Über jeweils zehn Jahren haben die Forscher des IBA die Erwerbsbiografien von 50.000 jungen Sächsinnen und Sachsen analysiert. Ein Ergebnis: „Individuelle Merkmale wie das Geschlecht, das Alter, die Staatsangehörigkeit und der gewählte Beruf, aber auch Merkmale des Ausbildungsbetriebes sowie die Ausbildungsregion beeinflussen den Erwerbsverlauf in den betrachteten zehn Jahren nach Ausbildungsbeginn erheblich“.

Bei 13,9 Prozent kam es nach der Ausbildung zu einer Unterbrechung, zum Beispiel, weil es keine passende Arbeitsstelle gab und der Lehrbetrieb keine Chance zur Übernahme sah. Doch die Arbeitslosigkeit blieb oft eine eher kurze Episode. Zehn Jahre nach Beginn der Ausbildung waren 80 Prozent der untersuchten Personen in einem Beschäftigungsverhältnis. 10,9 Prozent hatten auch nach zehn Jahren keinen festen Job oder absolvierten gerade eine arbeitsmarktpolitische Maßnahme. Wichtigster Grund dafür ist der Ausbruch der Ausbildung.

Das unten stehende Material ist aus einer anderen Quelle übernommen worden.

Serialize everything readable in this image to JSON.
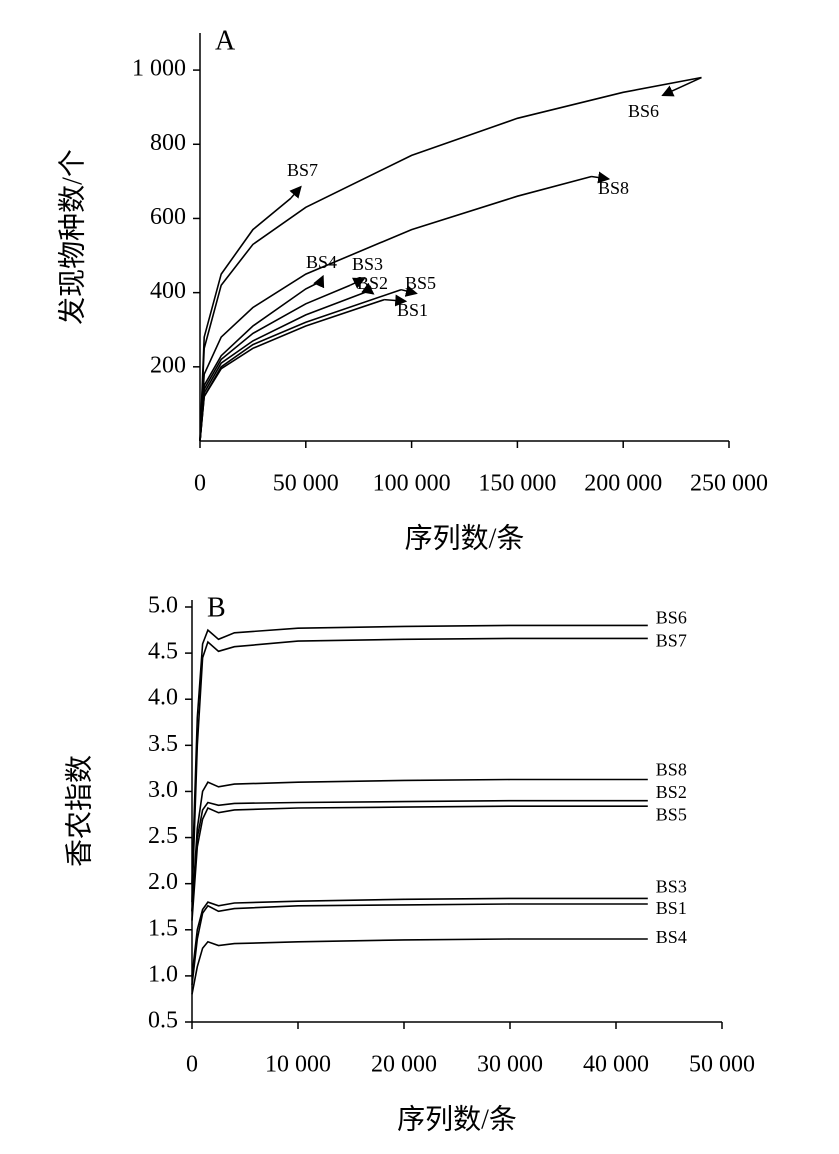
{
  "chart_data": [
    {
      "type": "line",
      "panel_label": "A",
      "xlabel": "序列数/条",
      "ylabel": "发现物种数/个",
      "xlim": [
        0,
        250000
      ],
      "ylim": [
        0,
        1100
      ],
      "xticks": [
        0,
        {
          "value": 50000,
          "label": "50 000"
        },
        {
          "value": 100000,
          "label": "100 000"
        },
        {
          "value": 150000,
          "label": "150 000"
        },
        {
          "value": 200000,
          "label": "200 000"
        },
        {
          "value": 250000,
          "label": "250 000"
        }
      ],
      "yticks": [
        200,
        400,
        600,
        800,
        {
          "value": 1000,
          "label": "1 000"
        }
      ],
      "series": [
        {
          "name": "BS6",
          "color": "#000000",
          "x": [
            0,
            2000,
            10000,
            25000,
            50000,
            100000,
            150000,
            200000,
            237000
          ],
          "values": [
            0,
            250,
            420,
            530,
            630,
            770,
            870,
            940,
            980
          ]
        },
        {
          "name": "BS7",
          "color": "#000000",
          "x": [
            0,
            2000,
            10000,
            25000,
            43000
          ],
          "values": [
            0,
            280,
            450,
            570,
            655
          ]
        },
        {
          "name": "BS8",
          "color": "#000000",
          "x": [
            0,
            2000,
            10000,
            25000,
            50000,
            100000,
            150000,
            185000
          ],
          "values": [
            0,
            180,
            280,
            360,
            450,
            570,
            660,
            713
          ]
        },
        {
          "name": "BS4",
          "color": "#000000",
          "x": [
            0,
            2000,
            10000,
            25000,
            50000,
            57000
          ],
          "values": [
            0,
            150,
            230,
            310,
            410,
            430
          ]
        },
        {
          "name": "BS3",
          "color": "#000000",
          "x": [
            0,
            2000,
            10000,
            25000,
            50000,
            71000
          ],
          "values": [
            0,
            140,
            220,
            290,
            370,
            420
          ]
        },
        {
          "name": "BS2",
          "color": "#000000",
          "x": [
            0,
            2000,
            10000,
            25000,
            50000,
            80000
          ],
          "values": [
            0,
            130,
            210,
            270,
            340,
            405
          ]
        },
        {
          "name": "BS5",
          "color": "#000000",
          "x": [
            0,
            2000,
            10000,
            25000,
            50000,
            95000
          ],
          "values": [
            0,
            120,
            200,
            260,
            320,
            408
          ]
        },
        {
          "name": "BS1",
          "color": "#000000",
          "x": [
            0,
            2000,
            10000,
            25000,
            50000,
            87000
          ],
          "values": [
            0,
            120,
            195,
            250,
            310,
            381
          ]
        }
      ]
    },
    {
      "type": "line",
      "panel_label": "B",
      "xlabel": "序列数/条",
      "ylabel": "香农指数",
      "xlim": [
        0,
        50000
      ],
      "ylim": [
        0.5,
        5.0
      ],
      "xticks": [
        0,
        {
          "value": 10000,
          "label": "10 000"
        },
        {
          "value": 20000,
          "label": "20 000"
        },
        {
          "value": 30000,
          "label": "30 000"
        },
        {
          "value": 40000,
          "label": "40 000"
        },
        {
          "value": 50000,
          "label": "50 000"
        }
      ],
      "yticks": [
        0.5,
        {
          "value": 1,
          "label": "1.0"
        },
        1.5,
        {
          "value": 2,
          "label": "2.0"
        },
        2.5,
        {
          "value": 3,
          "label": "3.0"
        },
        3.5,
        {
          "value": 4,
          "label": "4.0"
        },
        4.5,
        {
          "value": 5,
          "label": "5.0"
        }
      ],
      "x": [
        0,
        500,
        1000,
        1500,
        2500,
        4000,
        10000,
        20000,
        30000,
        43000
      ],
      "series": [
        {
          "name": "BS6",
          "color": "#000000",
          "values": [
            2.0,
            3.8,
            4.6,
            4.75,
            4.65,
            4.72,
            4.77,
            4.79,
            4.8,
            4.8
          ]
        },
        {
          "name": "BS7",
          "color": "#000000",
          "values": [
            1.8,
            3.5,
            4.45,
            4.62,
            4.52,
            4.57,
            4.63,
            4.65,
            4.66,
            4.66
          ]
        },
        {
          "name": "BS8",
          "color": "#000000",
          "values": [
            1.7,
            2.6,
            3.0,
            3.1,
            3.05,
            3.08,
            3.1,
            3.12,
            3.13,
            3.13
          ]
        },
        {
          "name": "BS2",
          "color": "#000000",
          "values": [
            1.7,
            2.5,
            2.8,
            2.88,
            2.85,
            2.87,
            2.88,
            2.89,
            2.9,
            2.9
          ]
        },
        {
          "name": "BS5",
          "color": "#000000",
          "values": [
            1.6,
            2.4,
            2.7,
            2.82,
            2.77,
            2.8,
            2.82,
            2.83,
            2.84,
            2.84
          ]
        },
        {
          "name": "BS3",
          "color": "#000000",
          "values": [
            1.0,
            1.5,
            1.72,
            1.8,
            1.76,
            1.79,
            1.81,
            1.83,
            1.84,
            1.84
          ]
        },
        {
          "name": "BS1",
          "color": "#000000",
          "values": [
            0.9,
            1.4,
            1.68,
            1.76,
            1.7,
            1.73,
            1.76,
            1.77,
            1.78,
            1.78
          ]
        },
        {
          "name": "BS4",
          "color": "#000000",
          "values": [
            0.8,
            1.1,
            1.3,
            1.37,
            1.33,
            1.35,
            1.37,
            1.39,
            1.4,
            1.4
          ]
        }
      ]
    }
  ]
}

Ausbildungsmarkt im Wandel

Nicht ganz überraschend standen die beruflichen Chancen der jungen Erwachsenen, die ihre Ausbildung 2010 begannen, deutlich besser als die der 2000er-Azubis. Zu dieser Zeit gab es bereits wieder mehr Unternehmen, die ausbildeten und auch gezielt um Nachwuchs warben. So wie Linda haben viele junge Leute, die seinerzeit im medizinischen Bereich gestartet sind, schnell gute berufliche Perspektiven gefunden.

„Für einen stabilen Erwerbsverlauf gibt es mehrere begünstigende Faktoren, unter anderem die Arbeitsmarktsituation, persönliche Merkmale, die Wahl des Ausbildungsberufs und Merkmale des Ausbildungsbetriebs“, heißt es unter anderem in der Auswertung der Studie.

Sie zeigt auch, wie sehr sich die Ausbildungslandschaft in den letzten 30 Jahren verändert hat. Kamen noch 1992 1,3 Bewerber auf eine Ausbildungsstelle, waren es 2006 mit 2,4 fast doppelt so viele. 2011 gab es dann erstmals statistisch weniger als einen Bewerber pro Ausbildungsstelle. Seit diesem Zeitpunkt liegt die Zahl der neu abgeschlossenen Lehrverträge kontinuierlich unter der der gemeldeten Stellen. Ein Blick auf die nächste Kohorte, die der jungen Leute, die 2020 ihre Ausbildung begonnen haben, dürfte weitere spannende Ergebnisse bringen.